A two-phased fuzzy solution methodology model was used for scientific and effective ranking of Chinese SMEs green manufacturing drivers. Fuzzy DEMATEL can calculate the weights of the criteria according to their mutual influence degree. Calculation and analysis found the highest weight in environmental efficiency, followed by resource efficiency, with the lowest weight in economic and social efficiency. The calculated weights were further used in the fuzzy TOPSIS method to sort the green drivers. “Technology Innovation” was found the most crucial driver, followed by “Customer Demand,” “Incentives,” “Regulation” and “Supply Chain Pressure,” “Financial Benefit,” “Employee Demand” and “Company Image” ranked the lowest.

The assessment results indicated the right way for successful and comprehensive implementation of green manufacturing for Chinese manufacturing SMEs. The Chinese government, enterprises and the public need to attach importance to several key points: enforcing support for green technology, perfecting the green supervision and incentive system and enhancing the public awareness of environmental protection.
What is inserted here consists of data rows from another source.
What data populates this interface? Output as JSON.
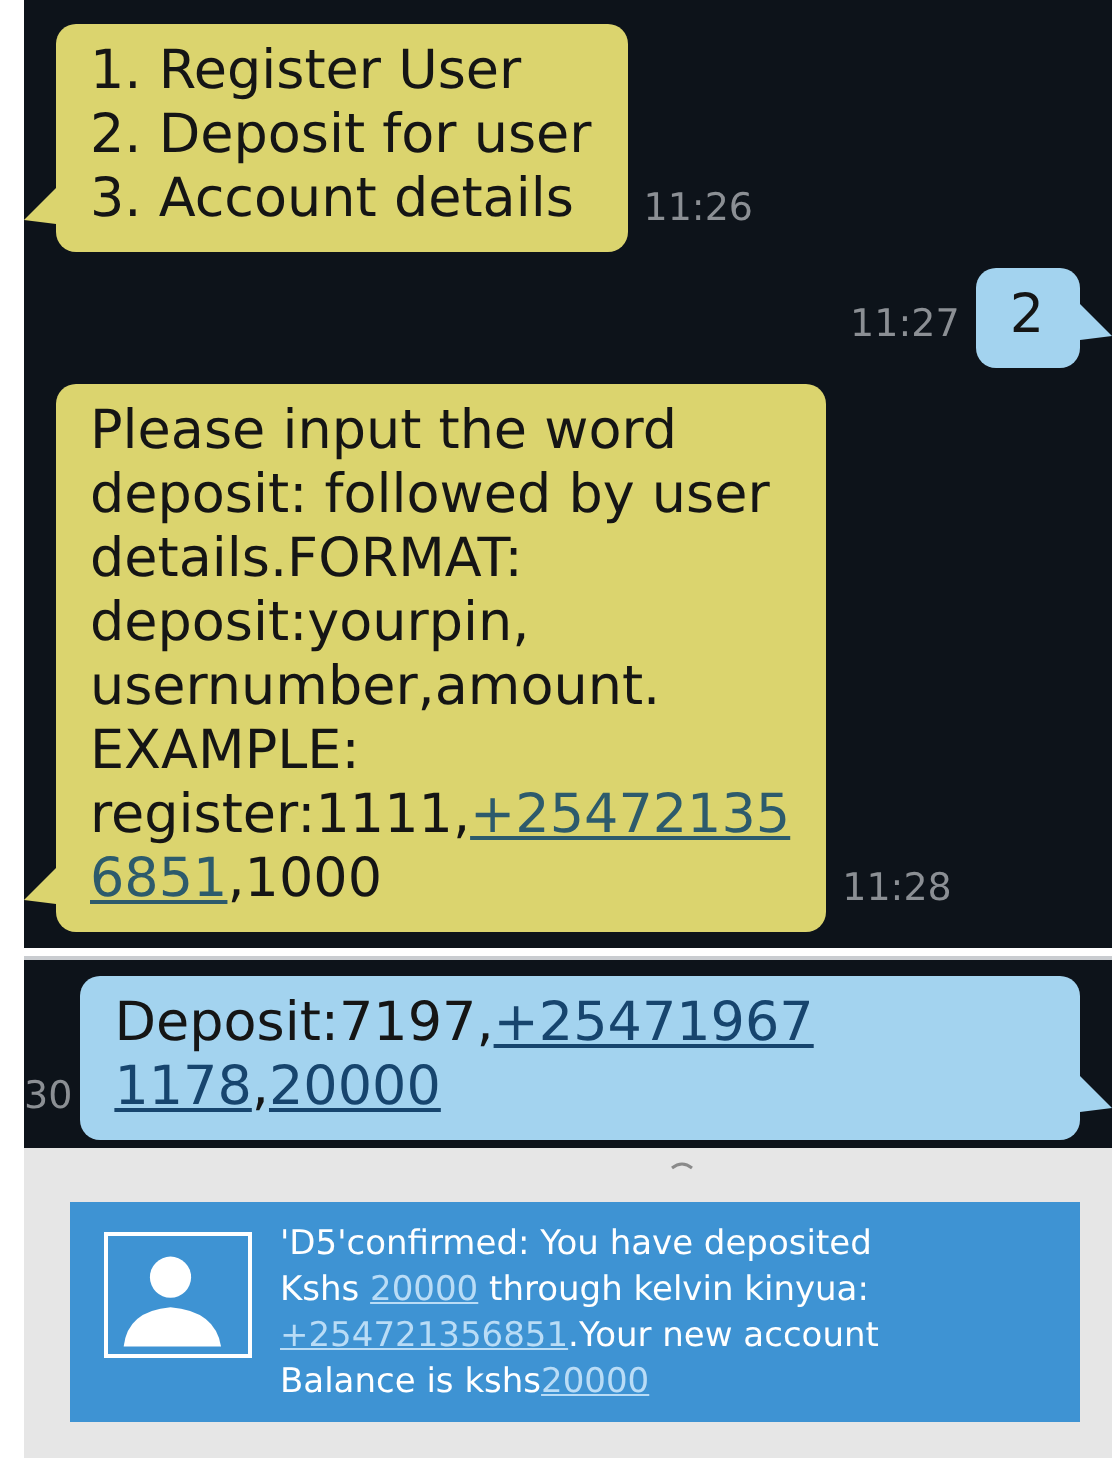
{
  "threads": [
    {
      "messages": [
        {
          "kind": "received",
          "time": "11:26",
          "lines": [
            [
              {
                "kind": "text",
                "text": "1. Register User"
              }
            ],
            [
              {
                "kind": "text",
                "text": "2. Deposit for user"
              }
            ],
            [
              {
                "kind": "text",
                "text": "3. Account details"
              }
            ]
          ]
        },
        {
          "kind": "sent",
          "time": "11:27",
          "lines": [
            [
              {
                "kind": "text",
                "text": "2"
              }
            ]
          ]
        },
        {
          "kind": "received",
          "time": "11:28",
          "lines": [
            [
              {
                "kind": "text",
                "text": "Please input the word"
              }
            ],
            [
              {
                "kind": "text",
                "text": "deposit: followed by user"
              }
            ],
            [
              {
                "kind": "text",
                "text": "details.FORMAT:"
              }
            ],
            [
              {
                "kind": "text",
                "text": "deposit:yourpin,"
              }
            ],
            [
              {
                "kind": "text",
                "text": "usernumber,amount."
              }
            ],
            [
              {
                "kind": "text",
                "text": "EXAMPLE:"
              }
            ],
            [
              {
                "kind": "text",
                "text": "register:1111,"
              },
              {
                "kind": "link",
                "text": "+25472135"
              }
            ],
            [
              {
                "kind": "link",
                "text": "6851"
              },
              {
                "kind": "text",
                "text": ",1000"
              }
            ]
          ]
        }
      ]
    },
    {
      "messages": [
        {
          "kind": "sent",
          "time": "30",
          "lines": [
            [
              {
                "kind": "text",
                "text": "Deposit:7197,"
              },
              {
                "kind": "link",
                "text": "+25471967"
              }
            ],
            [
              {
                "kind": "link",
                "text": "1178"
              },
              {
                "kind": "text",
                "text": ","
              },
              {
                "kind": "link",
                "text": "20000"
              }
            ]
          ]
        }
      ]
    }
  ],
  "notification": {
    "lines": [
      [
        {
          "kind": "text",
          "text": "'D5'confirmed: You have deposited"
        }
      ],
      [
        {
          "kind": "text",
          "text": "Kshs "
        },
        {
          "kind": "link",
          "text": "20000"
        },
        {
          "kind": "text",
          "text": " through kelvin kinyua:"
        }
      ],
      [
        {
          "kind": "link",
          "text": "+254721356851"
        },
        {
          "kind": "text",
          "text": ".Your new account"
        }
      ],
      [
        {
          "kind": "text",
          "text": "Balance is kshs"
        },
        {
          "kind": "link",
          "text": "20000"
        }
      ]
    ]
  }
}
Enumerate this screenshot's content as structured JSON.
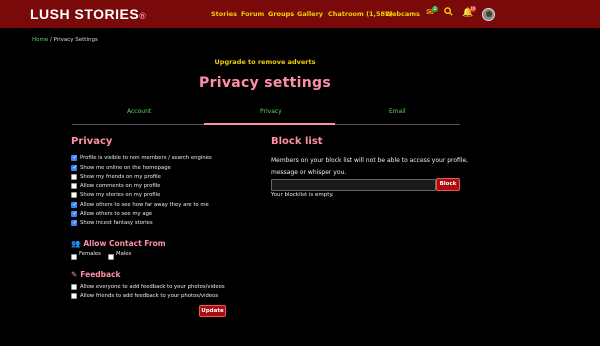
{
  "header": {
    "logo": "LUSH STORIES",
    "logo_tag": "®",
    "nav": [
      "Stories",
      "Forum",
      "Groups",
      "Gallery",
      "Chatroom (1,582)",
      "Webcams"
    ],
    "mail_badge": "2",
    "bell_badge": "10"
  },
  "breadcrumb": {
    "home": "Home",
    "sep": "/",
    "current": "Privacy Settings"
  },
  "upgrade_link": "Upgrade to remove adverts",
  "page_title": "Privacy settings",
  "tabs": [
    "Account",
    "Privacy",
    "Email"
  ],
  "privacy": {
    "heading": "Privacy",
    "options": [
      {
        "label": "Profile is visible to non members / search engines",
        "checked": true
      },
      {
        "label": "Show me online on the homepage",
        "checked": true
      },
      {
        "label": "Show my friends on my profile",
        "checked": false
      },
      {
        "label": "Allow comments on my profile",
        "checked": false
      },
      {
        "label": "Show my stories on my profile",
        "checked": false
      },
      {
        "label": "Allow others to see how far away they are to me",
        "checked": true
      },
      {
        "label": "Allow others to see my age",
        "checked": true
      },
      {
        "label": "Show incest fantasy stories",
        "checked": true
      }
    ]
  },
  "contact": {
    "heading": "Allow Contact From",
    "females": "Females",
    "males": "Males"
  },
  "feedback": {
    "heading": "Feedback",
    "options": [
      {
        "label": "Allow everyone to add feedback to your photos/videos",
        "checked": false
      },
      {
        "label": "Allow friends to add feedback to your photos/videos",
        "checked": false
      }
    ]
  },
  "update_label": "Update",
  "block": {
    "heading": "Block list",
    "description": "Members on your block list will not be able to access your profile, message or whisper you.",
    "button": "Block",
    "empty": "Your blocklist is empty."
  }
}
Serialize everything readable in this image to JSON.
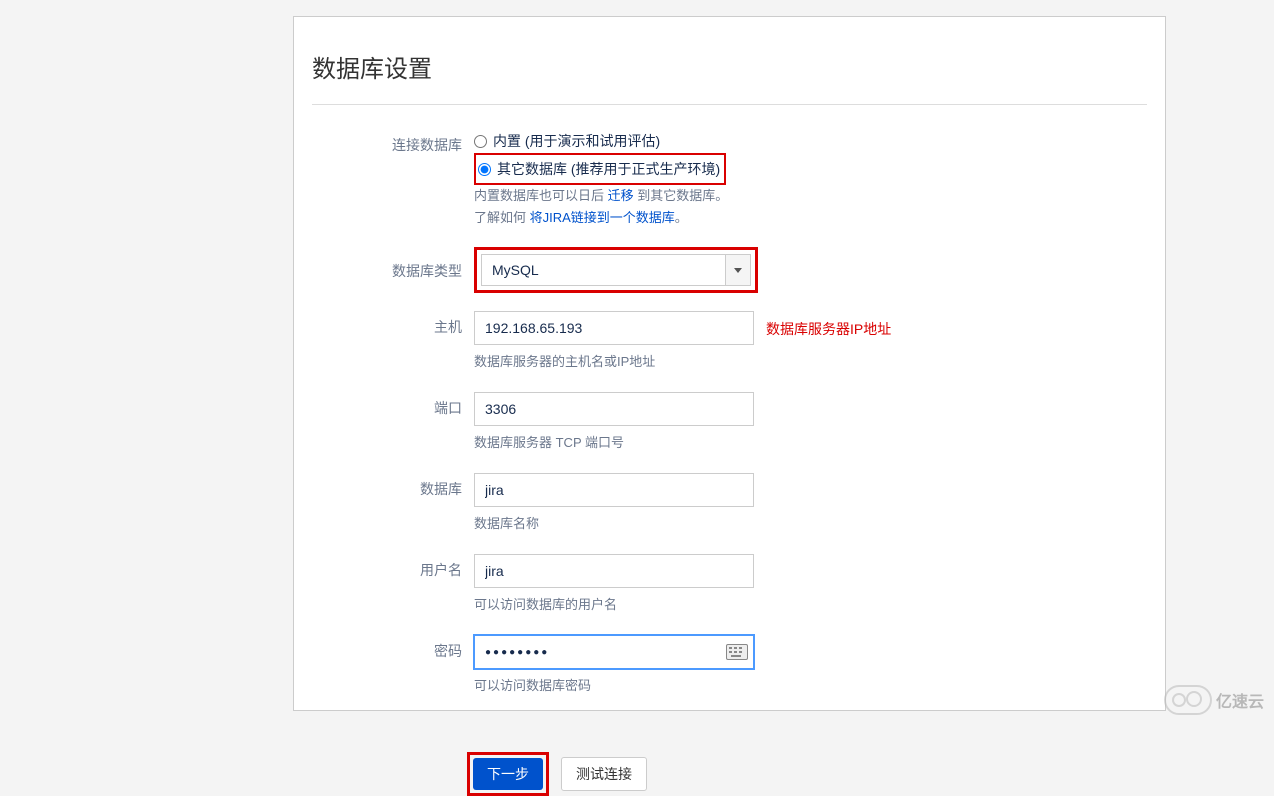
{
  "page": {
    "title": "数据库设置"
  },
  "form": {
    "connect_db": {
      "label": "连接数据库",
      "builtin_label": "内置 (用于演示和试用评估)",
      "other_label": "其它数据库 (推荐用于正式生产环境)",
      "help_prefix": "内置数据库也可以日后 ",
      "help_link1": "迁移",
      "help_mid": " 到其它数据库。",
      "help_prefix2": "了解如何 ",
      "help_link2": "将JIRA链接到一个数据库",
      "help_suffix2": "。"
    },
    "db_type": {
      "label": "数据库类型",
      "value": "MySQL"
    },
    "host": {
      "label": "主机",
      "value": "192.168.65.193",
      "annotation": "数据库服务器IP地址",
      "hint": "数据库服务器的主机名或IP地址"
    },
    "port": {
      "label": "端口",
      "value": "3306",
      "hint": "数据库服务器 TCP 端口号"
    },
    "database": {
      "label": "数据库",
      "value": "jira",
      "hint": "数据库名称"
    },
    "username": {
      "label": "用户名",
      "value": "jira",
      "hint": "可以访问数据库的用户名"
    },
    "password": {
      "label": "密码",
      "value": "●●●●●●●●",
      "hint": "可以访问数据库密码"
    }
  },
  "buttons": {
    "next": "下一步",
    "test": "测试连接"
  },
  "watermark": "亿速云"
}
This research had some limitations. It included all Chinese manufacturing SMEs as the research objects, though the ranking of green drivers may differ greatly among the manufacturing enterprises in different fields, each with its characteristics. Furthermore, the research only identified and sorted the driving factors of green manufacturing, leaving the question how various drivers drive the implementation of green manufacturing unanswered. In addition, since green manufacturing is a systematic project including disposal, reduction, recycling, design and many other processes for the environment, further research is needed to analyze each driver of green manufacturing processes and its impact on the performance of enterprises.